Klein van gestalte, donker haar. Zeer gehecht aan de traditie; Katholiek en monarchaal. Vele oude gebruiken. Oude gedenkteekens (dolmen, menhirs, cromlechs). De oude kleederdrachten raken hier en daar in onbruik. Het gebruik der taal gaat achteruit.
Lit.: J. Choleau, L’expansion bretonne au XXe siècle (Parijs 1922); A. Chevrillon, La Bretagne d’hier (Parijs 1925). “Heere.

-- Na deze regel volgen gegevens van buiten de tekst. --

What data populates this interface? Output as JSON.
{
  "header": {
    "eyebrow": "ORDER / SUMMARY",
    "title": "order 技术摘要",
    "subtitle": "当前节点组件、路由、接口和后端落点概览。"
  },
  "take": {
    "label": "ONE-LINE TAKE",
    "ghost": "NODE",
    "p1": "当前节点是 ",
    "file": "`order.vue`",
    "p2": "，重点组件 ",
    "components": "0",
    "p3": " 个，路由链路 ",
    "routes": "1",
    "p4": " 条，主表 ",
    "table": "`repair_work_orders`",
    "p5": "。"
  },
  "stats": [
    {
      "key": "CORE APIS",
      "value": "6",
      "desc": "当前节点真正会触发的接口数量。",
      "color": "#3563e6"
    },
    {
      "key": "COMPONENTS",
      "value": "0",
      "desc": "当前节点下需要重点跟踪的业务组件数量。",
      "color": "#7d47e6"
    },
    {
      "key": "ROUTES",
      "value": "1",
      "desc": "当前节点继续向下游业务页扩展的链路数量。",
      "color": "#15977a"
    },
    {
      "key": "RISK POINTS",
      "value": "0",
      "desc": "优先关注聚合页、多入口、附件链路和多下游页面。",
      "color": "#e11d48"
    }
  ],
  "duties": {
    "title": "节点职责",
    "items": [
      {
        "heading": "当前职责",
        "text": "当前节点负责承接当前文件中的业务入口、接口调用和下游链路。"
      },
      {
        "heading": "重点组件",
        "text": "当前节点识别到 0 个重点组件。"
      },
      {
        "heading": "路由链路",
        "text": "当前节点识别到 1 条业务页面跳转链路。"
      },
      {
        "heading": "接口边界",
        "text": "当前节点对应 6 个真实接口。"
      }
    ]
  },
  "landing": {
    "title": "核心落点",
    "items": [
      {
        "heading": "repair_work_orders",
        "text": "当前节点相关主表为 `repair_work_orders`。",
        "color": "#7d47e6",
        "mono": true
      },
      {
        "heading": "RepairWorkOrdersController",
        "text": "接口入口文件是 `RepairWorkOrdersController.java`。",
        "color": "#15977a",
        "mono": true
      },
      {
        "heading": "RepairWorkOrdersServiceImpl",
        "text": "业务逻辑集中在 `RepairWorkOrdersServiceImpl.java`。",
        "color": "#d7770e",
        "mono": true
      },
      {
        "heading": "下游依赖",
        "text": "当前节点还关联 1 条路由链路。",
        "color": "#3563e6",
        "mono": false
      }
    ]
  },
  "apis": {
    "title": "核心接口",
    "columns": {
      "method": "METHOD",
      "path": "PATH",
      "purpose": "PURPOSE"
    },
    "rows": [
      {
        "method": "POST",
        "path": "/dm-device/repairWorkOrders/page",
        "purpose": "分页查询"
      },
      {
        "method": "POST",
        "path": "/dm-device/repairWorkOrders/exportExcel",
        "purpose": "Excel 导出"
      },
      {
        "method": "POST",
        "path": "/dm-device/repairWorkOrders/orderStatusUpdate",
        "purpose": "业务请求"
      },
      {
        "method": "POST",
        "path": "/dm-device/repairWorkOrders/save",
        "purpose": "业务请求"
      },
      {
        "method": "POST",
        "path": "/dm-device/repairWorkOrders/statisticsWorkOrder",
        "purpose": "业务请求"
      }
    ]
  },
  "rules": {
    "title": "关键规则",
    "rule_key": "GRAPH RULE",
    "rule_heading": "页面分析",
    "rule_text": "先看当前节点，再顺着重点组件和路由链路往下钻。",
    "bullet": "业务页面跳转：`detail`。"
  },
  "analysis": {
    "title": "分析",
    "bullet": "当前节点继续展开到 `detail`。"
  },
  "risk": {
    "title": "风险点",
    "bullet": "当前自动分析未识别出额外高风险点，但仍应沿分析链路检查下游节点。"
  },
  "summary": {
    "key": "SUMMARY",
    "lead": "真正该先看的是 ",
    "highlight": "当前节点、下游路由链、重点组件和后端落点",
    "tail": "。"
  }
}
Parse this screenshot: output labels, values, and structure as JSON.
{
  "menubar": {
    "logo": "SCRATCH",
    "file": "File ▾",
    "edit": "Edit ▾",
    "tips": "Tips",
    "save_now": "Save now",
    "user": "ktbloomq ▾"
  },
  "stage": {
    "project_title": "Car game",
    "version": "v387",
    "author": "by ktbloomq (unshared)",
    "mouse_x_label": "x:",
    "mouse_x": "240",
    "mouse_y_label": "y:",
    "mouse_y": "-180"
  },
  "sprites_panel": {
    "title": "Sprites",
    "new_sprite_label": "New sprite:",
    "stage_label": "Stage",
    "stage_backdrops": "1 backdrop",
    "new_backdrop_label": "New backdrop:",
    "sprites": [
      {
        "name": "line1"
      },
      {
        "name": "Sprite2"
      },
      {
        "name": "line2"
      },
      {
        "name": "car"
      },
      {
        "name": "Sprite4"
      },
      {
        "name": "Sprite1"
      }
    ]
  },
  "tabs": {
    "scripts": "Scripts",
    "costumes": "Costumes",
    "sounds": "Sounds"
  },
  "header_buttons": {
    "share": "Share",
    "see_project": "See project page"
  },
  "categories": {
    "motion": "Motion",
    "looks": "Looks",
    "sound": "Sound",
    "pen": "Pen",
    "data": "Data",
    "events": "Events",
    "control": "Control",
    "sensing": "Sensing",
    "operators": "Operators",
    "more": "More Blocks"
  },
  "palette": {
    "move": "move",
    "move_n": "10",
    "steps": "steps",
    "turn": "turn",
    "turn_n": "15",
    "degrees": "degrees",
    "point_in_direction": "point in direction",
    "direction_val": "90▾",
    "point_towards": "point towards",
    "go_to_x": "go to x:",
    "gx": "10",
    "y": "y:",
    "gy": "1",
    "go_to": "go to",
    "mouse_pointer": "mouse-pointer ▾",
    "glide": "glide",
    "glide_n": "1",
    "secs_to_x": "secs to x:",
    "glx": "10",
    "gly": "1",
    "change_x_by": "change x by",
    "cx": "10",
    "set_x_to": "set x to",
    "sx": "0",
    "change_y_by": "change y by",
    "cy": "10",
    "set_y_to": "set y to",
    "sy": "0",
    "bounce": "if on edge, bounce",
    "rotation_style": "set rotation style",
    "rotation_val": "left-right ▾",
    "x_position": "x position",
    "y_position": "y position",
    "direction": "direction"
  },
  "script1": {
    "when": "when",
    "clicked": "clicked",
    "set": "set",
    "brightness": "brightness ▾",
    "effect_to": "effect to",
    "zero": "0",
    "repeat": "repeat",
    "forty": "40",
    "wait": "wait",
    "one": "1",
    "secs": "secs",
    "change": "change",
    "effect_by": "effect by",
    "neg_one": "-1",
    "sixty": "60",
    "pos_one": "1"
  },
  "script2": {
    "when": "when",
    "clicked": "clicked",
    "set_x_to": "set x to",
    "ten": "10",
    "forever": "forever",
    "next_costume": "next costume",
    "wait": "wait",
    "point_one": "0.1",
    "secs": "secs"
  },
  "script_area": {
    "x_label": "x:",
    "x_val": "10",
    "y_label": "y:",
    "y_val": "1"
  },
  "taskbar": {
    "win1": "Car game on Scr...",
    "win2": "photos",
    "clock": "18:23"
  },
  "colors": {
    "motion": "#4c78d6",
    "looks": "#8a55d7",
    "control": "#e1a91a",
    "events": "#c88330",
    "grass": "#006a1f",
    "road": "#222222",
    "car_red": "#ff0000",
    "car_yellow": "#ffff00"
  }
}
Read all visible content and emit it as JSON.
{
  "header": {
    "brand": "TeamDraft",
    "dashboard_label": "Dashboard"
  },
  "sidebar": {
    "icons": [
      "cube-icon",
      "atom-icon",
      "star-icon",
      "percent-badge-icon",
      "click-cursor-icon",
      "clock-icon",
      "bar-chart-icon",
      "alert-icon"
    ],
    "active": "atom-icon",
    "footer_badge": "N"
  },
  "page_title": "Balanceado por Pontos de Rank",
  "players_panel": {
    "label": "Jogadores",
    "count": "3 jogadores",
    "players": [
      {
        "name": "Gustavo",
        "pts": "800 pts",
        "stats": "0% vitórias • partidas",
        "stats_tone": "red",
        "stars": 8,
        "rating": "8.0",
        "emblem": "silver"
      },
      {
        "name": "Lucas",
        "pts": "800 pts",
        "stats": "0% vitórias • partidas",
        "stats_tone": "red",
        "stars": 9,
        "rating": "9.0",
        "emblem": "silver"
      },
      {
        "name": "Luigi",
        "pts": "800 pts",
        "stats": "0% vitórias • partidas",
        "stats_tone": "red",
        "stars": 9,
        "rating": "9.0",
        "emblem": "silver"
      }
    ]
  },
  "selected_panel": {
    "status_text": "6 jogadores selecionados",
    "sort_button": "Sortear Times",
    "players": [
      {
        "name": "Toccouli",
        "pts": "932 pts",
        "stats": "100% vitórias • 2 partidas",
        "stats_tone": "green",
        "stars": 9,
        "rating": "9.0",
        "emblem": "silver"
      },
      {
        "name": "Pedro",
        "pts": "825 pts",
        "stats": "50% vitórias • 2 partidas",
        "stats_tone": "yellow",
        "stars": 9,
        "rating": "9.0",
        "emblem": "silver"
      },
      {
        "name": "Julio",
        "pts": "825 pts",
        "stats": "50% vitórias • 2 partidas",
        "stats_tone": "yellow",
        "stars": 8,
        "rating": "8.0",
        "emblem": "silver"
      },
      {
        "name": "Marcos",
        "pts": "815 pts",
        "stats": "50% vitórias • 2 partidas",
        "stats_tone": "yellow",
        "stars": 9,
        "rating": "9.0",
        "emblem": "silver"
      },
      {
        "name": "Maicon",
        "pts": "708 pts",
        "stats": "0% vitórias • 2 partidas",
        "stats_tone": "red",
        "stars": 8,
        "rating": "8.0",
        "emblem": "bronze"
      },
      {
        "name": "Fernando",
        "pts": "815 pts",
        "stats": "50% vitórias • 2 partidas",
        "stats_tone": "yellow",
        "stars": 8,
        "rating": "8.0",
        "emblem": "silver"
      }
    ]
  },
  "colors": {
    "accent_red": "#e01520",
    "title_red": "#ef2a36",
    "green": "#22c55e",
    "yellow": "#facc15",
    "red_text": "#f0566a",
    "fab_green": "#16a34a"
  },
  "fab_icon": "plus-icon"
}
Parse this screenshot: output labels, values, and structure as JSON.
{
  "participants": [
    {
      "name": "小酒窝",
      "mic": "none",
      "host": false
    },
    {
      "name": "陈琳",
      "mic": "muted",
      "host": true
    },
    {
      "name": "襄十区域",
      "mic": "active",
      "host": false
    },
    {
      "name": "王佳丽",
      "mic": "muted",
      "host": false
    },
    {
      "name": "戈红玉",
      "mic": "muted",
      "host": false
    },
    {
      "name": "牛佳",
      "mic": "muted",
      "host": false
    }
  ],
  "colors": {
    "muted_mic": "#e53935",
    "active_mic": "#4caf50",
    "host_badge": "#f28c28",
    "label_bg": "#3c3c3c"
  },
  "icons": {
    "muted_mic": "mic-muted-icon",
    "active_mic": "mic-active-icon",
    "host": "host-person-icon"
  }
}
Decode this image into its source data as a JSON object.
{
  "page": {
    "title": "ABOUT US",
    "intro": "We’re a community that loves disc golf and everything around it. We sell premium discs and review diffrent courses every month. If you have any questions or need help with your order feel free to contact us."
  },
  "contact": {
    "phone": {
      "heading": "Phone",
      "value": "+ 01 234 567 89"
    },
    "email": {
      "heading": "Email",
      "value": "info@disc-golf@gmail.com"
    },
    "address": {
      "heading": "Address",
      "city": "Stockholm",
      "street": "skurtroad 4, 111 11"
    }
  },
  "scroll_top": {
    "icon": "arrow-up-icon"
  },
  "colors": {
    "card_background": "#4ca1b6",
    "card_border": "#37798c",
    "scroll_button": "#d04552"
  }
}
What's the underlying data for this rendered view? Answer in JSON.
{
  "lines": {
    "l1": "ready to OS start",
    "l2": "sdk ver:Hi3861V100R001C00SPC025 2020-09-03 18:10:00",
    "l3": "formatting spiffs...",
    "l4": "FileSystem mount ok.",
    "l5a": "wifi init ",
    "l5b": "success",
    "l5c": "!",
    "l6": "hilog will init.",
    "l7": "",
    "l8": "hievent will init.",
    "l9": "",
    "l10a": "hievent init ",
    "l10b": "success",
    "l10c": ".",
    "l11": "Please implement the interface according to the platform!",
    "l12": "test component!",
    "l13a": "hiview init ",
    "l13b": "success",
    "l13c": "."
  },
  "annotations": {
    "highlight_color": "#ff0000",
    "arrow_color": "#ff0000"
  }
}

” Deze zuivere Kelten waren na den dood van Karel den Grooten de felste bestrijders van het Frankische rijk. Zoowel Lodewijk de Vrome als Karel de Kale hadden veel met hen te stellen. Toen Hugo Capet de regeering aanvaardde (987) in Frankrijk, vormden de Bretons het afzonderlijke hertogdom Bretagne, dat een sterken steun had in het zelfstandig karakter zijner bevolking. Van de Bretons zijn tallooze sagen afkomstig, o.a. die van koning Arthur. Reeds in de M. E. zijn die sagen door Golfrid van Monmouth verzameld in een Latijnsche kroniek.
“Slootmans.
”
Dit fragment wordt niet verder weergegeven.